The reported death comes a day after Bayou State reported a record 139 deaths on Tuesday.
Louisiana, like many other states, has experienced an increase in cases of COVID-19 fueled by the Indian variant of the Delta.
Details about the baby are currently unknown, including name, age, sex, hometown and where he died.

A baby under the age of one died Wednesday in Louisiana, the first pediatric death from COVID-19 in six months. Pictured: Stamford Elementary School teacher Luciana Lira, 42, has Neysel, who was two weeks old, to show her mother Zully, a Guatemalan asylum seeker, and her son Junior , 7, through Zoom in Connecticut, April 2020

Louisiana has experienced its largest increase in cases since the pandemic began this summer. On August 13, the new daily average of cases reached 5,839, a new record. The state also recorded a record 361 deaths on Tuesday
The baby is among the 361 Louisians who died last week, the highest the state has recorded in a seven-day period since the first wave of the pandemic.
Deaths in the state have risen 55% in the past two weeks, from an average of 38 a day on August 10 to 59 a day on August 24.
Louisiana spent much of the spring and early summer averaging single-digit deaths, with the recent rise proving to be a setback in the state’s efforts to end the pandemic.
New cases are beginning to slow in the state after reaching their peak two weeks ago.
After breaking the record of 5,839 new cases on August 13, Louisiana has been reporting an average of 4,683 new infections, a 20% decrease in 11 days.
Deaths usually lag behind cases for about two weeks, so it is normal for a record death count to be set after a record case count.
The recent outbreak has caused hospitals to fill up and left many doctors working and traumatized by the number of deaths occurring in the state.

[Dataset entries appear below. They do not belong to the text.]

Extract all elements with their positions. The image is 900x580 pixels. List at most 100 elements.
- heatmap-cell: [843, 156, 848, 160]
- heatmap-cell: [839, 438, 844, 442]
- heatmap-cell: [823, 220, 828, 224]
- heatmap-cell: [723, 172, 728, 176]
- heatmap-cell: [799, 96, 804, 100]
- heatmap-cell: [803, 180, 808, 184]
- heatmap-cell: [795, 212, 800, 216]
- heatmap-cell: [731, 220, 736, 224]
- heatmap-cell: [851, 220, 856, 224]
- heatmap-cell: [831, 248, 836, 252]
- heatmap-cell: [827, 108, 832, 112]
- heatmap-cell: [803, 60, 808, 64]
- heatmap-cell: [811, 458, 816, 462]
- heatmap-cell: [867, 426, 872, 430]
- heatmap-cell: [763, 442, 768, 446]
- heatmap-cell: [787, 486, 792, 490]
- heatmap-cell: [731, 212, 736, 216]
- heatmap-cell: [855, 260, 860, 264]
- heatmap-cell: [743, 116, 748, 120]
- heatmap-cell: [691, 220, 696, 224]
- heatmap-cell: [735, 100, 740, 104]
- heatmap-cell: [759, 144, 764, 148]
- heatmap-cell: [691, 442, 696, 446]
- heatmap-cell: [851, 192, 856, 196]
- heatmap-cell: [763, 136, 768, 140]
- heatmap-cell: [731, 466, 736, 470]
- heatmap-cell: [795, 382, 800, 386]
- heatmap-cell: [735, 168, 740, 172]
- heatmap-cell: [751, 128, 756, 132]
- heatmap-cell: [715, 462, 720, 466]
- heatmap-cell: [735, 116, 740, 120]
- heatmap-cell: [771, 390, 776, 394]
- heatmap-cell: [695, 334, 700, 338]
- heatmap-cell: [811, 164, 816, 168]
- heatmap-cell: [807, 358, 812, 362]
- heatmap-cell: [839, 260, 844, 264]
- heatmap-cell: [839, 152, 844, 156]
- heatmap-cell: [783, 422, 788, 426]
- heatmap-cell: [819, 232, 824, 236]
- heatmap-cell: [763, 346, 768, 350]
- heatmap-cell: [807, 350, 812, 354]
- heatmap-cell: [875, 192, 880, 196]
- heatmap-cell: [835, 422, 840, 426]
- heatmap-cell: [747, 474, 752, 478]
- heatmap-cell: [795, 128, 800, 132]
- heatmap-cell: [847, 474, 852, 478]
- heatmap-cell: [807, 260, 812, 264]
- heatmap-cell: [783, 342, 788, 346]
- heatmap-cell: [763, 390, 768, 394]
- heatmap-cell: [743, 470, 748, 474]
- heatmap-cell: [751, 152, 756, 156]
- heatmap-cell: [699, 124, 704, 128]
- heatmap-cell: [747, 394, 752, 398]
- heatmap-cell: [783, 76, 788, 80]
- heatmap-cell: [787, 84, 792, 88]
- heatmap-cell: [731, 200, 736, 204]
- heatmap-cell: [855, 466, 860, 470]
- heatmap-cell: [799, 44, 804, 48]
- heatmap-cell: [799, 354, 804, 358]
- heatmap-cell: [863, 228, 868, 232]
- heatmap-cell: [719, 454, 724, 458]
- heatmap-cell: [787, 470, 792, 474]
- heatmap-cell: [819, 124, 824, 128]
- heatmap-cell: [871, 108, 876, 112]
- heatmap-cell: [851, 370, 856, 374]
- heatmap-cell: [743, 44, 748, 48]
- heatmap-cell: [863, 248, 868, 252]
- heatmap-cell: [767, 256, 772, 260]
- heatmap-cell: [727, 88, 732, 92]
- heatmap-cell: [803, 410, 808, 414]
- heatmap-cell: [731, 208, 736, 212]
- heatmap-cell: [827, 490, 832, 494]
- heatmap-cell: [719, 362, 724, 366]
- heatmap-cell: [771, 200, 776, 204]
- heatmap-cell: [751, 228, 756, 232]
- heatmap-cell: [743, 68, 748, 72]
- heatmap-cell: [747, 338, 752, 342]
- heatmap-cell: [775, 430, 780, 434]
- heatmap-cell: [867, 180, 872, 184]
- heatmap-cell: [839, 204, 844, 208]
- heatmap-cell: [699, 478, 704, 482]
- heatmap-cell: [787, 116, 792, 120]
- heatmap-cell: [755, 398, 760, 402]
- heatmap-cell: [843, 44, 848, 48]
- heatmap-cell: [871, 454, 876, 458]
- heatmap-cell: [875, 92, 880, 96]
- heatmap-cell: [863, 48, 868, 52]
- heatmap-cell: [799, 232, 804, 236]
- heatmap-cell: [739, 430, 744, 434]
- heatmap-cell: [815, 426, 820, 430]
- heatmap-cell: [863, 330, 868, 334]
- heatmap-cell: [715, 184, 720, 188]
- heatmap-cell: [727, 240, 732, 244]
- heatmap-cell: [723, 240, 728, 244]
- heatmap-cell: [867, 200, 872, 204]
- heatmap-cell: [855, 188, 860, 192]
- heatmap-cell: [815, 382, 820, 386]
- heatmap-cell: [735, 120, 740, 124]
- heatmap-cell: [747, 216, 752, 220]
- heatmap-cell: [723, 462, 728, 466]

Melinda Hunt, a registered nurse at Willis-Knighton Medical Center in Shreveport, works six or seven days a week and wakes up before dawn.
Her eyes filled with tears as she drove to work on a rainy morning next to an Associated Press reporter.
Hunt, 24, decided to become a nurse when she was 6 years old and saw compassionate and skilled professionals help her younger sister who had leukemia.
Hunt used to be optimistic and cheerful. But now she feels exhausted and exhausted.
Coworkers have noticed the change and sometimes ask him if he is okay or if he needs a break.


“I don’t think I can take a break because we no longer have nurses,” she said.
When Hunt arrives at the critical care unit for infectious diseases around 6:30 a.m., he sheds tears and exhaustion.
There are COVID-19 patients who need their honesty and compassion.
These patients ask me, “Am I going to die?” And I don’t want to tell anyone they’re going to die, ”Hunt said.
“But I won’t give them a false reassurance either.”
About 120 of the 138 patients currently in hospital with COVID-19 are unvaccinated, a statewide trend where the virus is marking unvaccinated pockets.
Louisiana is among the nine states in which less than half the population has received at least one dose of COVID-19 vaccine, with only 48%.
Only 40 percent of the state is completely vaccinated.